The Big Reveal: Edward Snowden
“It may be legal, but it’s not constitutional” ~ Daniel Ellsberg
Much is being made of Edward Snowden, the whistleblower who recently revealed NSA abuses from Hong Kong. Whatever you may think about him, he’s already achieved a formidable task; the entire world is now engaged in discussions about government surveillance programs. Obama says he welcomes such a debate, but without Snowden’s unveiling, there’s little doubt he’d be content to remain behind a cloak of secrecy.
(Protests @ the US Consulate in HK supporting Edward Snowden)

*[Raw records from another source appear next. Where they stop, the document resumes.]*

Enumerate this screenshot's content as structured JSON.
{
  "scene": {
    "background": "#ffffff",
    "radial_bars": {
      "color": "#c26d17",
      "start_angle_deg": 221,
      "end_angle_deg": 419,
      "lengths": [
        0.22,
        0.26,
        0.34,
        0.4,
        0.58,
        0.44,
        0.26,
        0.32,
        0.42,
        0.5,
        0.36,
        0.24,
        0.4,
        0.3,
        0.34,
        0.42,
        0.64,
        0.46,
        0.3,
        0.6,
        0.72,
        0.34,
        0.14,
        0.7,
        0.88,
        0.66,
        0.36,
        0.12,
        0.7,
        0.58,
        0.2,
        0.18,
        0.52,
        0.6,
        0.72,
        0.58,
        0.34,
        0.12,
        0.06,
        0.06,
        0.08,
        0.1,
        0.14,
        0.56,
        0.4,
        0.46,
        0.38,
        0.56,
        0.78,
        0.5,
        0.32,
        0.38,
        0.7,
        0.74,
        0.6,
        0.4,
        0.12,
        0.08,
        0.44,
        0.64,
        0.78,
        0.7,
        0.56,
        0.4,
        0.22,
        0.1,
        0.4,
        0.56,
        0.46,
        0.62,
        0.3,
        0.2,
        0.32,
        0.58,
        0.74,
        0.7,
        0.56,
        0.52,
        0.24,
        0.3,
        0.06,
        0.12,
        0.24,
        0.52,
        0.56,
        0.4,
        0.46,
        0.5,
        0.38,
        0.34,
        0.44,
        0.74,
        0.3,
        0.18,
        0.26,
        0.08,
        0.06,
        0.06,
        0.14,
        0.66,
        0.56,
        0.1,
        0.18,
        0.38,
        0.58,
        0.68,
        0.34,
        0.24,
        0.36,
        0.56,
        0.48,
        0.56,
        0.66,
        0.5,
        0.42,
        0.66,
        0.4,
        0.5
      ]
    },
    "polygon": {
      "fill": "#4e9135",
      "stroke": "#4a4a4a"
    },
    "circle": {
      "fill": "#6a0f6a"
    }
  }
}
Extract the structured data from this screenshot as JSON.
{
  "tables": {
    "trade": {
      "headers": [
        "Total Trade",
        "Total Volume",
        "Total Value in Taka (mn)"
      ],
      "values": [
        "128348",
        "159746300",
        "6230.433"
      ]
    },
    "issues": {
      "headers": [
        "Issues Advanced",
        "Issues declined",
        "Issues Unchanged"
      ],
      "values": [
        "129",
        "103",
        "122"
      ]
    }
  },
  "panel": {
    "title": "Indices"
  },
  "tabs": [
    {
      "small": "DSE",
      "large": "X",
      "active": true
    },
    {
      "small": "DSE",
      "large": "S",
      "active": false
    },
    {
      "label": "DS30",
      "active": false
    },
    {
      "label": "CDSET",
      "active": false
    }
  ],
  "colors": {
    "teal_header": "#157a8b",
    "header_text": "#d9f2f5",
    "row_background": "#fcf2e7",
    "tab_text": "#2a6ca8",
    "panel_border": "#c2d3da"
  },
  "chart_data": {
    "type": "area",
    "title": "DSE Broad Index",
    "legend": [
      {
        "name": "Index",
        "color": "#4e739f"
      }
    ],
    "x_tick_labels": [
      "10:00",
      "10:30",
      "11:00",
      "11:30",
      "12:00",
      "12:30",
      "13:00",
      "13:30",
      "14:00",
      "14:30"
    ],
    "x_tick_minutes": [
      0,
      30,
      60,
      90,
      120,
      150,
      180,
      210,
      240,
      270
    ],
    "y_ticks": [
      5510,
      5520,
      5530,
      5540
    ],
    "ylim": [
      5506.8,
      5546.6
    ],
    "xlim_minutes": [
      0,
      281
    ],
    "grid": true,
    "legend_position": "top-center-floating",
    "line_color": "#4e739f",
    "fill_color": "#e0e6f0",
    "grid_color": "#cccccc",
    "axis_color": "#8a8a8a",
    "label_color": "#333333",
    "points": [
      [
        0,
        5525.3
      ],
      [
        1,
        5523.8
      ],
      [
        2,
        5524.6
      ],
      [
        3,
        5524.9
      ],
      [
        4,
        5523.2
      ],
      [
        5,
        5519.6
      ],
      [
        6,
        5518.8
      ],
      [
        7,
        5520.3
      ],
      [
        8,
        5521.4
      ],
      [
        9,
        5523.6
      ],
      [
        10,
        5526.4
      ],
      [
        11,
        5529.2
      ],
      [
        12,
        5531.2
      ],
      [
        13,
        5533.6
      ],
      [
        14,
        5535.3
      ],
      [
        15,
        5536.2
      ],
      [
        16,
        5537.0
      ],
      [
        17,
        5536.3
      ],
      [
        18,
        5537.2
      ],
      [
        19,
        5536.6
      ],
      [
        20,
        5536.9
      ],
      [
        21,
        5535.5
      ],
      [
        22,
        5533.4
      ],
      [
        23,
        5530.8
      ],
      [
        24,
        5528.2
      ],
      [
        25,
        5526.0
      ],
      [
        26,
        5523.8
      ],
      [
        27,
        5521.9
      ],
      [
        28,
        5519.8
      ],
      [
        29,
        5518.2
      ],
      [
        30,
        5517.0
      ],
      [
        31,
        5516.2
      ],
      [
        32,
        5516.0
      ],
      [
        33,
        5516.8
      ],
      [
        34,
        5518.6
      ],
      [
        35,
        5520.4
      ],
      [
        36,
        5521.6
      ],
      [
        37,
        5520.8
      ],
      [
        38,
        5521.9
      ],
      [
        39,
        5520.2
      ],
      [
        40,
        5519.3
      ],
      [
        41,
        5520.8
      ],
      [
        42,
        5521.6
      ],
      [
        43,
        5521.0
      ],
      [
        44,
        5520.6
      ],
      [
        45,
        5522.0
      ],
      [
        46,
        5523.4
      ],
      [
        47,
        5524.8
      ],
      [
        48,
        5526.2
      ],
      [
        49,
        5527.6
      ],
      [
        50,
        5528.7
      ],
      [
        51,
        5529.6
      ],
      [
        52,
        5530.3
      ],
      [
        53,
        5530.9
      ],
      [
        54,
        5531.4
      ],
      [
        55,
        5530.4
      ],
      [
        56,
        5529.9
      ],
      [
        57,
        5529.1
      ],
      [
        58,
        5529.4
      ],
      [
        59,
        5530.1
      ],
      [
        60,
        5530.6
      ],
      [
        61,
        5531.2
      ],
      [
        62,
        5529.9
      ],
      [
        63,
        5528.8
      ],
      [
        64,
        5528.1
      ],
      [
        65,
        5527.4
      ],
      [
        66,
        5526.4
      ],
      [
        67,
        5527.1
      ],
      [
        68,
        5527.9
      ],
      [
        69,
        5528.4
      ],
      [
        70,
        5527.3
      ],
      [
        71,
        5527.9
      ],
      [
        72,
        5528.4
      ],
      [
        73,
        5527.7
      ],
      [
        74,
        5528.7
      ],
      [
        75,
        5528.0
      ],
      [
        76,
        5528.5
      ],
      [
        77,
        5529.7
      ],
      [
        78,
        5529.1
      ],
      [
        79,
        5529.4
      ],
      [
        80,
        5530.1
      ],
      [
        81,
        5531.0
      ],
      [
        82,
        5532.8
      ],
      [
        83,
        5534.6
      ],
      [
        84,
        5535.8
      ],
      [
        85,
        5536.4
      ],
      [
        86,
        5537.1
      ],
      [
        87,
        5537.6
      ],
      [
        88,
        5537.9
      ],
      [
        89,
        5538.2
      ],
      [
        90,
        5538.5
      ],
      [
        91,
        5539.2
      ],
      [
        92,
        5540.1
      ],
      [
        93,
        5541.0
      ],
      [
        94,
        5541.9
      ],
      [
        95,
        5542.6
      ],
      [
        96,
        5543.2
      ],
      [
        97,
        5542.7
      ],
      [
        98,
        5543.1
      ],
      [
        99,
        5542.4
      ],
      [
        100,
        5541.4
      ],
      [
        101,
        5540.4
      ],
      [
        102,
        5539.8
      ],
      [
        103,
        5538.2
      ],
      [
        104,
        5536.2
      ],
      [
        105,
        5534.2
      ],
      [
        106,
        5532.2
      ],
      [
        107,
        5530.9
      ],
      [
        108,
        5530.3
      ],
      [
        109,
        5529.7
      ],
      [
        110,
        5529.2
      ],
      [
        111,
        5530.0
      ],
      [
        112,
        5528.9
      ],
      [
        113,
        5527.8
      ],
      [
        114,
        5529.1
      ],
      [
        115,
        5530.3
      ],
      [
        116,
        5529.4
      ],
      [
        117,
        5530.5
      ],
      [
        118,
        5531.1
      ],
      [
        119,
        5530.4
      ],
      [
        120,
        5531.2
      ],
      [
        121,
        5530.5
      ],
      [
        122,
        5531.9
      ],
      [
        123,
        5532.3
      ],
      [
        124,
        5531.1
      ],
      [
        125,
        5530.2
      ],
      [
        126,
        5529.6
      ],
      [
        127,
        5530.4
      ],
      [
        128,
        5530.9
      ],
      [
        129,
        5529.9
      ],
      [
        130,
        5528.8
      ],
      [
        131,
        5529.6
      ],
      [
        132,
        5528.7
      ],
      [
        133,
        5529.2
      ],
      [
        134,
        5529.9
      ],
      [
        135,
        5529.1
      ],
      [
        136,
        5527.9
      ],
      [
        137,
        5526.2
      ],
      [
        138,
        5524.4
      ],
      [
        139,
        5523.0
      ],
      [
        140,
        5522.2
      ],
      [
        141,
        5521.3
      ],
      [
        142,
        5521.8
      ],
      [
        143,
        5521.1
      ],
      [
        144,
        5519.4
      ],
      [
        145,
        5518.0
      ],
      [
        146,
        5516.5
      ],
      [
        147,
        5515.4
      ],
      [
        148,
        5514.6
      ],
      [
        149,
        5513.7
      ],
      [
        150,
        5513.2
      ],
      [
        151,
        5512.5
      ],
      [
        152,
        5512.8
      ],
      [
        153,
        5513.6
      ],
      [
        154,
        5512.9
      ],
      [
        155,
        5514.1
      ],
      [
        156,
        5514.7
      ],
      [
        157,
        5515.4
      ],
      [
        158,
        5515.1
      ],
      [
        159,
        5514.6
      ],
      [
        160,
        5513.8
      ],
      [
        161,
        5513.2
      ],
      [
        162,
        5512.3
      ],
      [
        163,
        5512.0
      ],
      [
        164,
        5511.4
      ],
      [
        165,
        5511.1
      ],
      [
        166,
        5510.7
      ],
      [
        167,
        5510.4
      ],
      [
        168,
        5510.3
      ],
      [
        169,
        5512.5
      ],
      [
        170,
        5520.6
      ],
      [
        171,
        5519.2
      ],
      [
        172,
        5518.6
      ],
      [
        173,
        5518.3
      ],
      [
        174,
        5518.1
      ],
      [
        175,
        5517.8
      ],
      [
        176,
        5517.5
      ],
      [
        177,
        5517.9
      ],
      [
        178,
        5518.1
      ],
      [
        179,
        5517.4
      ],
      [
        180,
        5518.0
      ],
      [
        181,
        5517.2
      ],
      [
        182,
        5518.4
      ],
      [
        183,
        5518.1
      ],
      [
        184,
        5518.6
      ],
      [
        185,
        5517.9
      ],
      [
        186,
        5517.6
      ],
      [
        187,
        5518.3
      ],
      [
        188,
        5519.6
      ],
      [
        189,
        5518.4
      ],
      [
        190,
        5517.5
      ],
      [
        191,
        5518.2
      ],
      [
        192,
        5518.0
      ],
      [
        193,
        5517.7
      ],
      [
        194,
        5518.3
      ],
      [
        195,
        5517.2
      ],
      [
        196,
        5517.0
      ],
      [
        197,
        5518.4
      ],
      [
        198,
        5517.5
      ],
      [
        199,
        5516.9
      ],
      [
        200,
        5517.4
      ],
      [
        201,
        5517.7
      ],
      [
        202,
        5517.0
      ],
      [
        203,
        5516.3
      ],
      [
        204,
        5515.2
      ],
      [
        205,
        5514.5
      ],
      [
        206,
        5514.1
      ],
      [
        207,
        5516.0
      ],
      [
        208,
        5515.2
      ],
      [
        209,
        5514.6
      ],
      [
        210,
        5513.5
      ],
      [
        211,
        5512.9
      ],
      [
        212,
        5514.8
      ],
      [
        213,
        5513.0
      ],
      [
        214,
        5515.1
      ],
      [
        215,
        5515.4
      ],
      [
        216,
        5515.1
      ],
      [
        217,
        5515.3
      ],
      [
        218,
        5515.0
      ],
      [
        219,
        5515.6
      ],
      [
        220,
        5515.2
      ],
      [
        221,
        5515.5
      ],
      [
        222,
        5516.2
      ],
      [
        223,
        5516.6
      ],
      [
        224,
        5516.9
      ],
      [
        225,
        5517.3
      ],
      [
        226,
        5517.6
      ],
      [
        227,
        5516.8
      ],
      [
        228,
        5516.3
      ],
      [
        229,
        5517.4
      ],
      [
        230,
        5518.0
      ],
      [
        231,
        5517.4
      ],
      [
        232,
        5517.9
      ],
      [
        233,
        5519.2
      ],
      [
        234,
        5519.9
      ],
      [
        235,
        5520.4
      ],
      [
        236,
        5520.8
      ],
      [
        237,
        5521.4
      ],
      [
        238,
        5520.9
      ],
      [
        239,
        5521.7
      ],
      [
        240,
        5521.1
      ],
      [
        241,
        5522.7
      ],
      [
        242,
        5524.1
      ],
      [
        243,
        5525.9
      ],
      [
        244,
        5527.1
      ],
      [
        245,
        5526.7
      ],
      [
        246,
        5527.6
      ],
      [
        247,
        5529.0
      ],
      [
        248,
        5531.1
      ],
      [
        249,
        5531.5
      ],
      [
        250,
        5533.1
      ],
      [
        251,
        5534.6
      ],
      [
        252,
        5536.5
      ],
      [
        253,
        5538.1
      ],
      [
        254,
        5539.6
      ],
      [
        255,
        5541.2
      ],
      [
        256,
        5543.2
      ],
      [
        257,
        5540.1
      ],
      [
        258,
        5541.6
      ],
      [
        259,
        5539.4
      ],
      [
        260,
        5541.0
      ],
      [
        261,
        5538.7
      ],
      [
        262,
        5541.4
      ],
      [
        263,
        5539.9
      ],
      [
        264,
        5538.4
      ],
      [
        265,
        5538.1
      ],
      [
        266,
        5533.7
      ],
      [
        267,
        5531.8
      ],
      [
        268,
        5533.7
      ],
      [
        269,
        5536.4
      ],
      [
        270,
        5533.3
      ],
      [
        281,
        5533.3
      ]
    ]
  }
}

Snowden is neither a hero nor a traitor, only a citizen. But while the president apparently welcomes a debate, certain so-called journalists have been busy filling in as sock puppet apologists for government abuses. For these flaccid hacks it’s not treason to spy on millions of Americans; only to expose it. Rather than do the kind of work Glenn Greenwald, or the recently departed Michael Hastings have done, they engage in repeated ad hominem attacks and claim the reports are nothing new. At least their dereliction of duty is transparently pathetic.
(Glenn Greenwald in HK)
Others, such as Jeffrey Toobin, the putz who got the Supreme Court’s 2012 Obamacare ruling wrong, spew in The New Yorker another type of particularly dishonest criticism. In a desperate attempt to wrest the moral high-ground away from Snowden, Toobin tries to redefine “whistleblower” as someone who reveals only illegal activity. That’s patently false. A whistleblower uncovers abuses, corruption and malfeasance, all activities that may not be technically illegal, but only by revealing them do they become so. Snowden is doing precisely what any citizen of conscience should do.